COVID-19 likely spread widely among the white-tailed deer population during the pandemic, according to the Department of Agriculture. 

Officials said they sampled more than 11,000 deer and detected the virus in 12% of them. However, researchers found antibodies from the virus in 31% of the deer, meaning they were previously infected. 

The agency says that the virus was transmitted from humans to deer before mutating. Officials believe the deer could have then transmitted the mutated virus back to humans. 

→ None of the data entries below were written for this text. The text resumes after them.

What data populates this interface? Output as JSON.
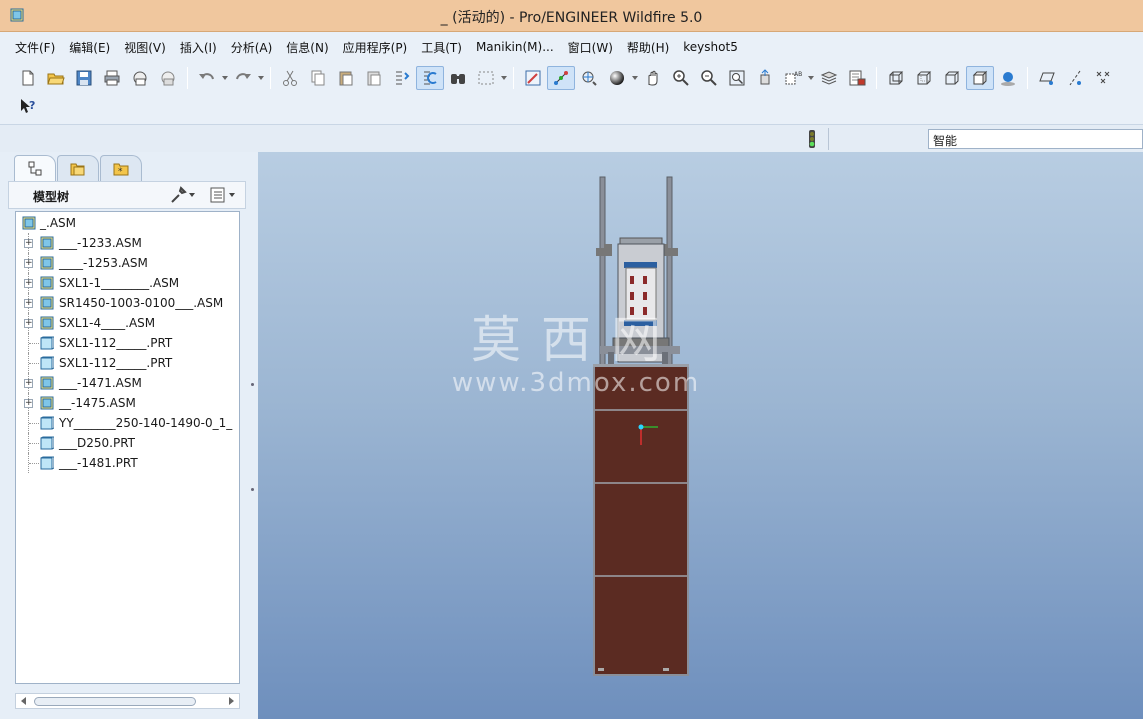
{
  "window": {
    "title": "_ (活动的) - Pro/ENGINEER Wildfire 5.0"
  },
  "menu": {
    "items": [
      "文件(F)",
      "编辑(E)",
      "视图(V)",
      "插入(I)",
      "分析(A)",
      "信息(N)",
      "应用程序(P)",
      "工具(T)",
      "Manikin(M)...",
      "窗口(W)",
      "帮助(H)",
      "keyshot5"
    ]
  },
  "toolbar": {
    "row1": [
      "new-file-icon",
      "open-folder-icon",
      "save-icon",
      "print-icon",
      "email-icon",
      "email-link-icon",
      "undo-icon",
      "redo-icon",
      "cut-icon",
      "copy-icon",
      "paste-icon",
      "paste-special-icon",
      "regenerate-icon",
      "regen-manager-icon",
      "find-icon",
      "select-box-icon",
      "repaint-icon",
      "spin-center-icon",
      "orient-mode-icon",
      "shading-sphere-icon",
      "pan-hand-icon",
      "zoom-in-icon",
      "zoom-out-icon",
      "refit-icon",
      "reorient-icon",
      "saved-views-icon",
      "layers-icon",
      "view-manager-icon",
      "wireframe-icon",
      "hidden-line-icon",
      "no-hidden-icon",
      "shaded-icon",
      "enhanced-realism-icon",
      "datum-planes-icon",
      "datum-axes-icon",
      "datum-points-icon"
    ],
    "row2": [
      "context-help-icon"
    ]
  },
  "status": {
    "filter_value": "智能"
  },
  "model_tree": {
    "header": "模型树",
    "tabs": [
      "model-tree-tab-icon",
      "folder-browser-tab-icon",
      "favorites-tab-icon"
    ],
    "root": "_.ASM",
    "items": [
      {
        "label": "___-1233.ASM",
        "type": "asm",
        "expandable": true
      },
      {
        "label": "____-1253.ASM",
        "type": "asm",
        "expandable": true
      },
      {
        "label": "SXL1-1________.ASM",
        "type": "asm",
        "expandable": true
      },
      {
        "label": "SR1450-1003-0100___.ASM",
        "type": "asm",
        "expandable": true
      },
      {
        "label": "SXL1-4____.ASM",
        "type": "asm",
        "expandable": true
      },
      {
        "label": "SXL1-112_____.PRT",
        "type": "prt",
        "expandable": false
      },
      {
        "label": "SXL1-112_____.PRT",
        "type": "prt",
        "expandable": false
      },
      {
        "label": "___-1471.ASM",
        "type": "asm",
        "expandable": true
      },
      {
        "label": "__-1475.ASM",
        "type": "asm",
        "expandable": true
      },
      {
        "label": "YY_______250-140-1490-0_1_",
        "type": "prt",
        "expandable": false
      },
      {
        "label": "___D250.PRT",
        "type": "prt",
        "expandable": false
      },
      {
        "label": "___-1481.PRT",
        "type": "prt",
        "expandable": false
      }
    ]
  },
  "watermark": {
    "cn": "莫西网",
    "url": "www.3dmox.com"
  },
  "colors": {
    "titlebar": "#f0c79e",
    "chassis": "#5b2b22",
    "viewport_top": "#b8cde2",
    "viewport_bottom": "#6e8fbd"
  }
}
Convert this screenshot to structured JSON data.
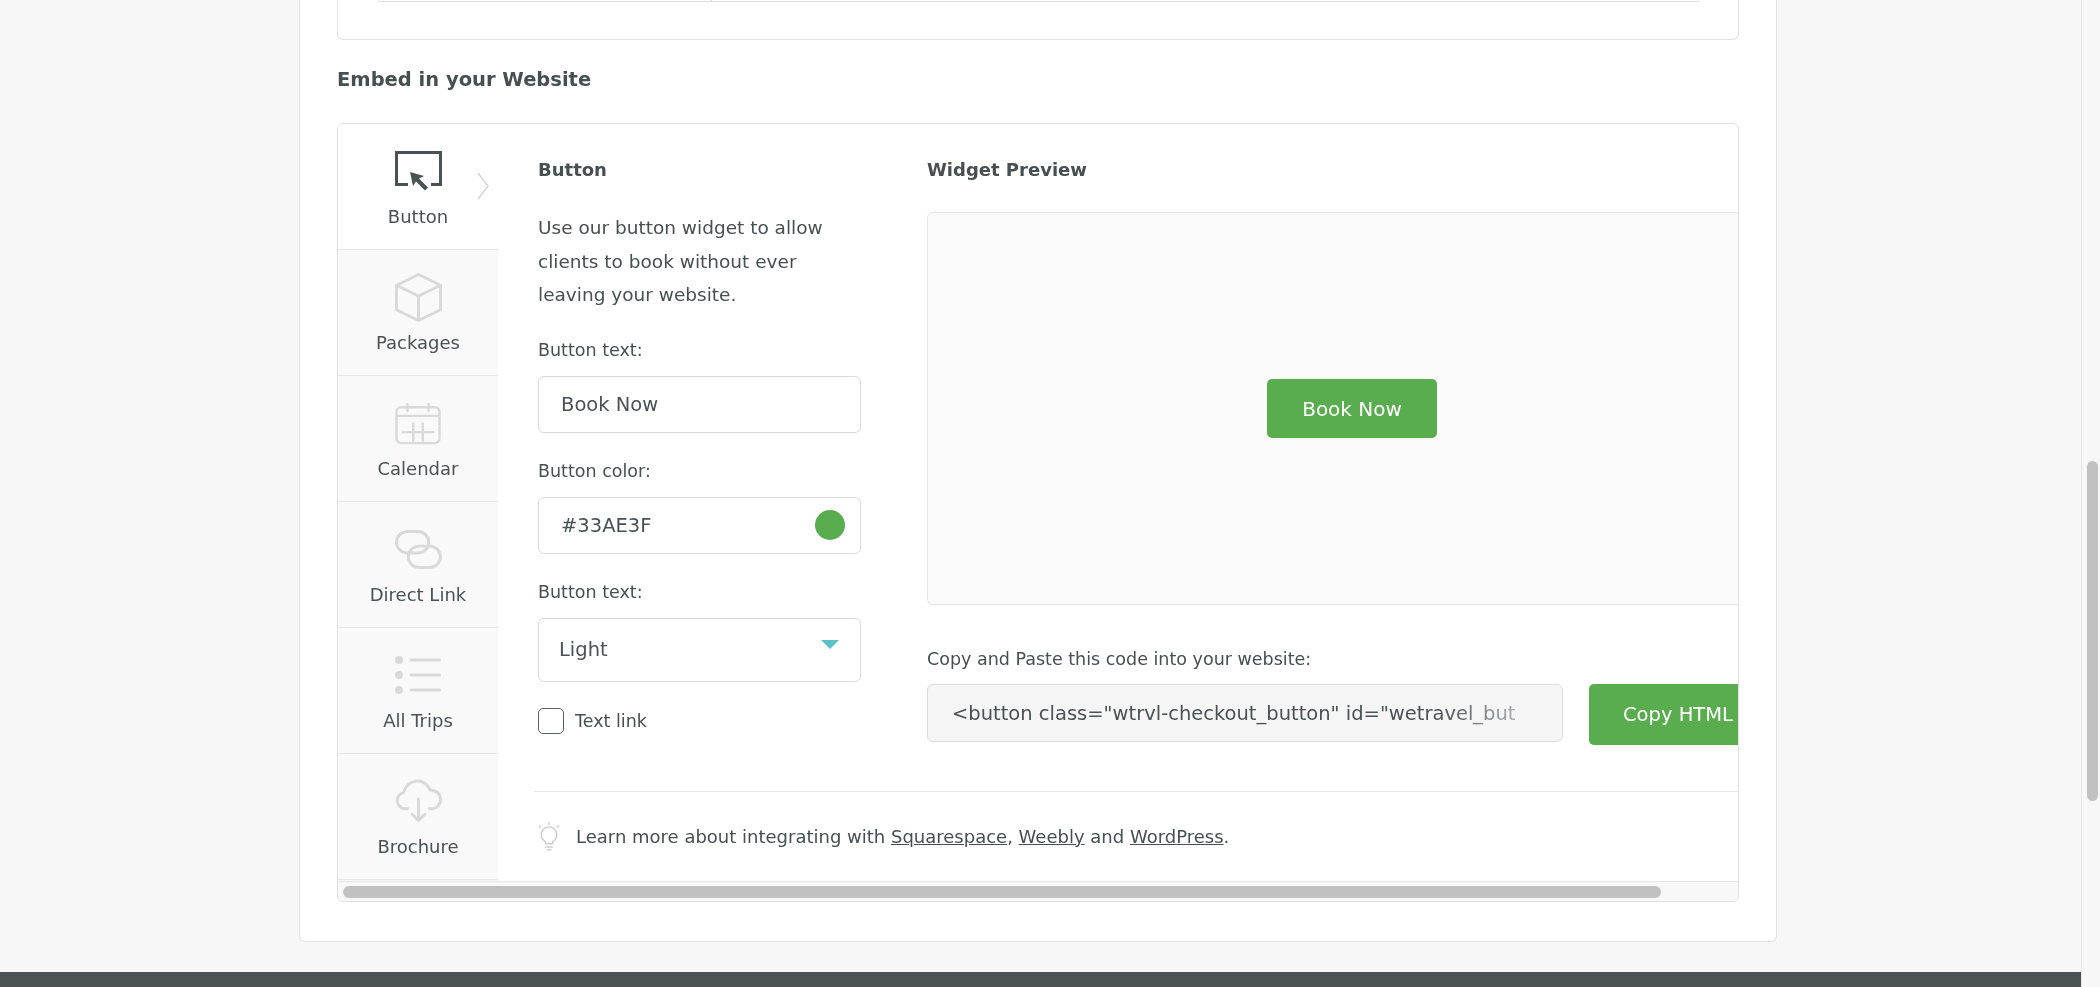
{
  "heading": "Embed in your Website",
  "tabs": [
    {
      "kind": "button",
      "label": "Button",
      "selected": true
    },
    {
      "kind": "packages",
      "label": "Packages",
      "selected": false
    },
    {
      "kind": "calendar",
      "label": "Calendar",
      "selected": false
    },
    {
      "kind": "link",
      "label": "Direct Link",
      "selected": false
    },
    {
      "kind": "trips",
      "label": "All Trips",
      "selected": false
    },
    {
      "kind": "brochure",
      "label": "Brochure",
      "selected": false
    }
  ],
  "panel": {
    "title": "Button",
    "description": "Use our button widget to allow clients to book without ever leaving your website.",
    "fields": [
      {
        "kind": "text",
        "label": "Button text:",
        "value": "Book Now"
      },
      {
        "kind": "color",
        "label": "Button color:",
        "value": "#33AE3F",
        "color": "#5aad4f"
      },
      {
        "kind": "select",
        "label": "Button text:",
        "value": "Light"
      }
    ],
    "checkbox": {
      "label": "Text link",
      "checked": false
    }
  },
  "preview": {
    "title": "Widget Preview",
    "button": "Book Now"
  },
  "code": {
    "label": "Copy and Paste this code into your website:",
    "value": "<button class=\"wtrvl-checkout_button\" id=\"wetravel_but",
    "button": "Copy HTML"
  },
  "hint": [
    {
      "kind": "text",
      "text": "Learn more about integrating with "
    },
    {
      "kind": "link",
      "text": "Squarespace"
    },
    {
      "kind": "text",
      "text": ", "
    },
    {
      "kind": "link",
      "text": "Weebly"
    },
    {
      "kind": "text",
      "text": " and "
    },
    {
      "kind": "link",
      "text": "WordPress"
    },
    {
      "kind": "text",
      "text": "."
    }
  ]
}
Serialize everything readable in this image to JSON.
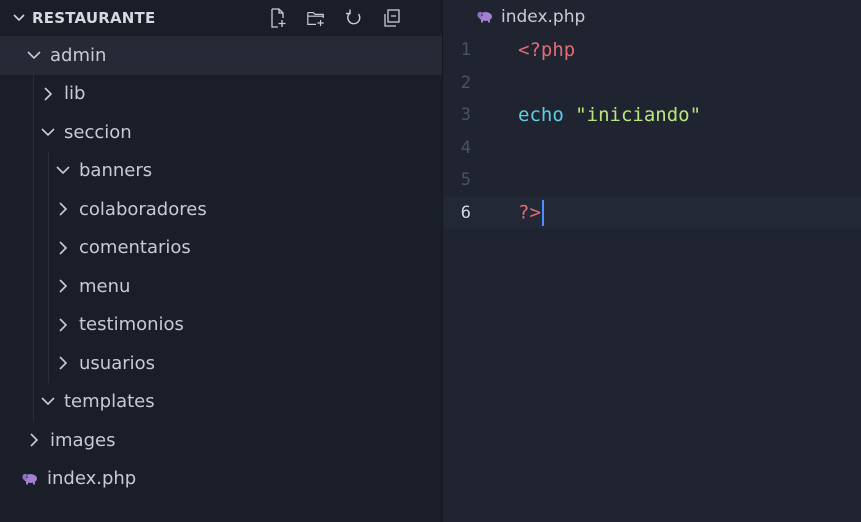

Deer regularly interact with humans and are commonly found in human environments near our homes, pets, wastewater, and trash, said Dr. Xiu-Feng Wan, a professor at the University of Missouri who participated in the research. The potential for SARS-CoV-2, or any zoonotic disease, to persist and evolve in wildlife populations can pose unique public health risks.

SEE MORE: CDC releases final 2022 estimates on how many haven’t caught COVID-19

Health officials note that they are always monitoring for new variants that can lead to severe outcomes in humans. However, they said there is no evidence that the mutating strain of COVID-19 from deer played any significant role in causing mass outbreaks. 

“This research is helping us better understand how a disease that can affect both people and animals is spreading and evolving in the real world, and better equipping us to deal with future infectious disease outbreaks,” said Dr. Ria Ghai, a researcher for the Centers for Disease Control and Prevention.